Most of the record’s impressive first impressions come from the smash-up engineering work, courtesy of Steve Evetts (The Wonder Years, Saves The Day, Every Time I Die). Vocalist Dan Lambton’s voice is far more controlled and less grating than his work on past releases, and guitars ring and echo with a charming buzz over punchy drums, not unlike the tones present on The Wonder Years’ Suburbia I’ve Given You All And Now I’m Nothing. The Wonder Years comparison is apt for most of the record. In fact, just about every song on The Home Inside My Head, with the possible exception of the two downbeat songs, could fit in on Suburbia. That’s a good thing, as Real Friends have long lived in the shadow of their Philadelphia friends, often regarded as the watered-down version of The Wonder Years’ tried and true formula. Yet with The Home Inside My Head, the band has clearly tailored songwriting to play to their own strengths, and the results show.
Despite the leaps in quality and successful experiments present on The Home Inside My Head, the band occasionally falls into familiar pitfalls, albeit in a far less egregious manner than on works past. “Eastwick” is an easy skip of an acoustic track that doesn’t play to any of the band’s strengths, musically or lyrically, while opener “Stay In One Place” is the least memorable track on the album, filling the air before highlight follow-up, “Empty Picture Frames.” Most distinct amongst the awkward stumbles, however, is “Mokena,” the record’s centerpiece and quite likely the most stereotypically predictable song on the record.
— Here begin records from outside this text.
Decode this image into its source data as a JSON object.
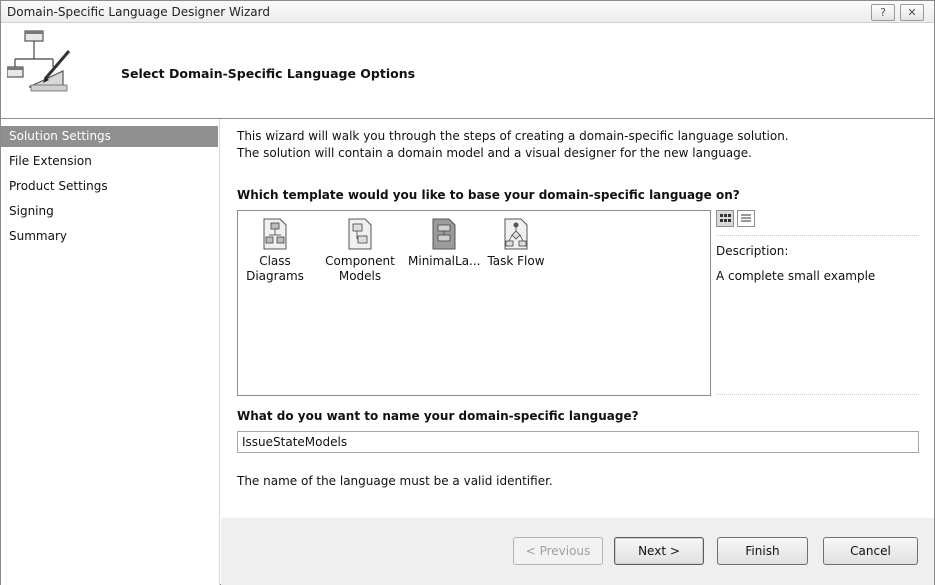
{
  "window": {
    "title": "Domain-Specific Language Designer Wizard",
    "help_button": "?",
    "close_button": "✕"
  },
  "header": {
    "title": "Select Domain-Specific Language Options",
    "icon": "designer-diagram-icon"
  },
  "nav": {
    "items": [
      {
        "label": "Solution Settings",
        "selected": true
      },
      {
        "label": "File Extension",
        "selected": false
      },
      {
        "label": "Product Settings",
        "selected": false
      },
      {
        "label": "Signing",
        "selected": false
      },
      {
        "label": "Summary",
        "selected": false
      }
    ]
  },
  "content": {
    "intro_line1": "This wizard will walk you through the steps of creating a domain-specific language solution.",
    "intro_line2": "The solution will contain a domain model and a visual designer for the new language.",
    "template_question": "Which template would you like to base your domain-specific language on?",
    "templates": [
      {
        "label_line1": "Class",
        "label_line2": "Diagrams",
        "icon": "class-diagram-icon",
        "selected": false
      },
      {
        "label_line1": "Component",
        "label_line2": "Models",
        "icon": "component-model-icon",
        "selected": false
      },
      {
        "label_line1": "MinimalLa...",
        "label_line2": "",
        "icon": "minimal-language-icon",
        "selected": true
      },
      {
        "label_line1": "Task Flow",
        "label_line2": "",
        "icon": "task-flow-icon",
        "selected": false
      }
    ],
    "view_buttons": [
      {
        "icon": "large-icons-view-icon",
        "active": true
      },
      {
        "icon": "list-view-icon",
        "active": false
      }
    ],
    "description_label": "Description:",
    "description_text": "A complete small example",
    "name_question": "What do you want to name your domain-specific language?",
    "name_value": "IssueStateModels",
    "name_hint": "The name of the language must be a valid identifier."
  },
  "footer": {
    "previous_label": "< Previous",
    "next_label": "Next >",
    "finish_label": "Finish",
    "cancel_label": "Cancel"
  }
}
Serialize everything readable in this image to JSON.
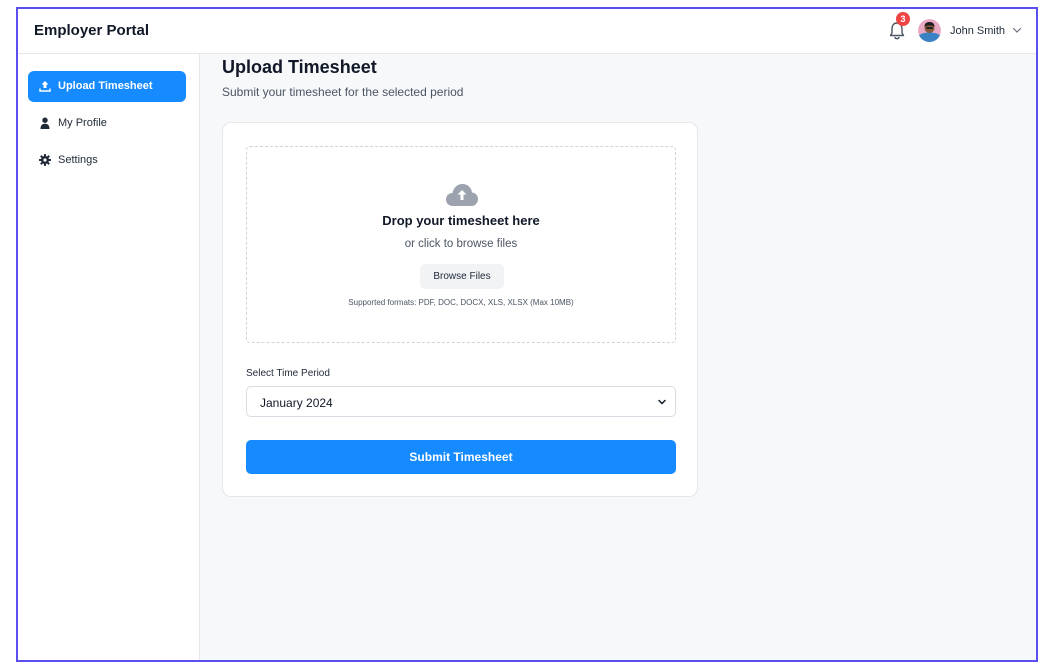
{
  "app": {
    "title": "Employer Portal"
  },
  "header": {
    "notifications_count": "3",
    "user_name": "John Smith"
  },
  "sidebar": {
    "items": [
      {
        "label": "Upload Timesheet",
        "icon": "upload-icon",
        "active": true
      },
      {
        "label": "My Profile",
        "icon": "user-icon",
        "active": false
      },
      {
        "label": "Settings",
        "icon": "gear-icon",
        "active": false
      }
    ]
  },
  "main": {
    "title": "Upload Timesheet",
    "subtitle": "Submit your timesheet for the selected period",
    "dropzone": {
      "title": "Drop your timesheet here",
      "subtitle": "or click to browse files",
      "browse_label": "Browse Files",
      "formats": "Supported formats: PDF, DOC, DOCX, XLS, XLSX (Max 10MB)"
    },
    "period_label": "Select Time Period",
    "period_value": "January 2024",
    "submit_label": "Submit Timesheet"
  },
  "colors": {
    "accent": "#168aff",
    "badge": "#ef4444",
    "frame": "#5b4ff0"
  }
}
Lambton croons about reminiscing on his years as an unhappy kid, graduating high school, and feeling lost before launching into the big chorus about “fucking up and getting over it.” It’s not particularly unlistenable, but Real Friends have written variations on this emotional ballad a few times now, playing on nostalgia and the concept of feeling unhappy. It feels one-size-fits-all in its empathy by design, and it never manages to evoke the type of emotive response that it seems to promise.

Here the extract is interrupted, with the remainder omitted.